5. The photonics device of claim 1, further comprising:

a fiber array unit, the fiber array unit being configured to be coupled with the at least one multimode fiber.

6. The photonics device of claim 1, wherein the optical signal includes light having the wavelength received from a vertical cavity surface emitting laser (VCSEL).

7. The photonics device of claim 1, further comprising:

a multi-mode receiver.

8. The photonics device of claim 1, wherein the portion of the waveguide proximate to the electrodes has a length of not more than one centimeter, an electro-optic bandwidth of at least 100 GHz, and an input voltage for the electrode of not more than 2 V.

9. A photonics device, comprising:

an optical transmitter including a plurality of waveguides and a plurality of electrodes, the plurality of waveguides being configured to transmit optical signals and being single mode waveguides, the plurality of waveguides including at least one electro-optic material, a waveguide of the plurality of waveguides carrying an optical signal of the optical signals, the optical signal having a wavelength less than 1100 nanometers, a portion of the plurality of electrodes being proximate to a portion of each of the plurality of waveguides, the plurality of electrodes being configured to carry electrode signals for modulating the optical signals; and

a receiver configured to received input optical signals;

wherein the photonics device is configured to be coupled with a plurality of multimode fibers, each of the plurality of multimode fibers being configured to transmit a plurality of modes.

10. The photonics device of claim 9, wherein the plurality of electrodes is driven by a plurality of data signals received at the photonics device.

11. The photonics device of claim 9, wherein the electro-optic material includes lithium.
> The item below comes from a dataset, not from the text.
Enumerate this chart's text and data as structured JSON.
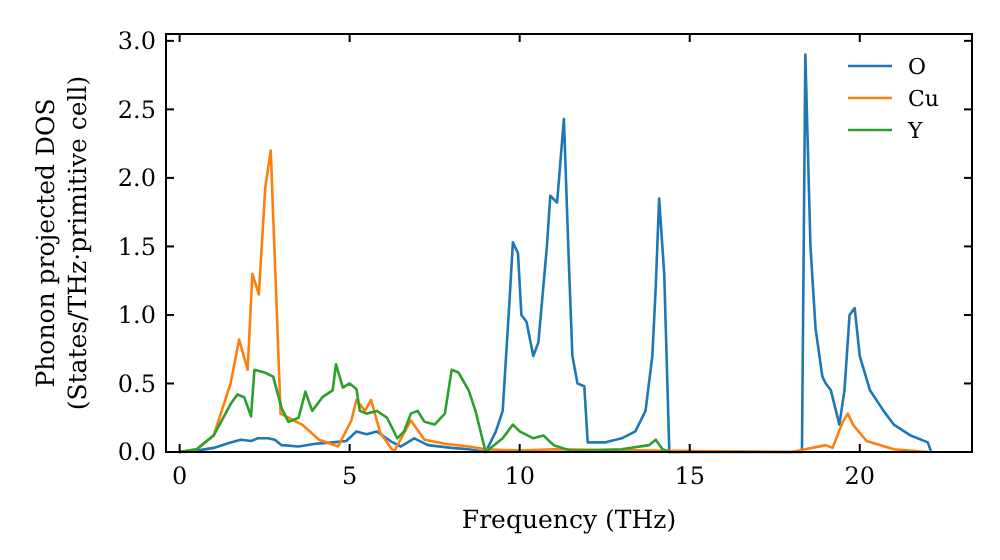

12. The photonics device of claim 9, wherein the plurality of electrodes includes a first electrode and a second electrode, the portion of a waveguide of the plurality of waveguides being between the first electrode and the second electrode, the first electrode and the second electrode being separated by a distance of not more than three micrometers proximate to the portion of the waveguide.

13. The photonics device of claim 9, further comprising:

a fiber array unit, the fiber array unit being configured to be coupled with the plurality of multimode fibers.

14. The photonics device of claim 9, wherein the plurality of optical signals include light received from a vertical cavity surface emitting laser (VCSEL).

15. The photonics device of claim 9, further comprising:

an interposer configured to couple the receiver, the transmitter, and an electronics integrated circuit.

16. The photonics device of claim 9, wherein the portion of each of the plurality of waveguides proximate to the portion of the plurality of electrodes has a length of not more than one centimeter, an electro-optic bandwidth of at least 100 GHz, and an input voltage for the electrode of not more than 2 V.

17. A method for providing a photonics device, comprising:

providing a waveguide configured to transmit an optical signal having a wavelength less than 1100 nanometers and being a single mode waveguide, the waveguide includes at least one electro-optic material; and

providing an electrode proximate to a portion of the waveguide and configured to carry an electrode signal for modulating the optical signal;

18. The method of claim 17, wherein the electro-optic material includes lithium.

19. The method of claim 17, wherein the providing the electrode further includes: providing an additional electrode proximate to the portion of the waveguide, the portion of the waveguide being between the additional electrode and the electrode, the electrode and the additional electrode being separated by a distance of not more than three micrometers proximate to the portion of the waveguide.

20. The method of claim 17, wherein the portion of the waveguide proximate to the electrodes has a length of not more than one centimeter, an electro-optic bandwidth of at least 100 GHz, and an input voltage for the electrode of not more than 2 V.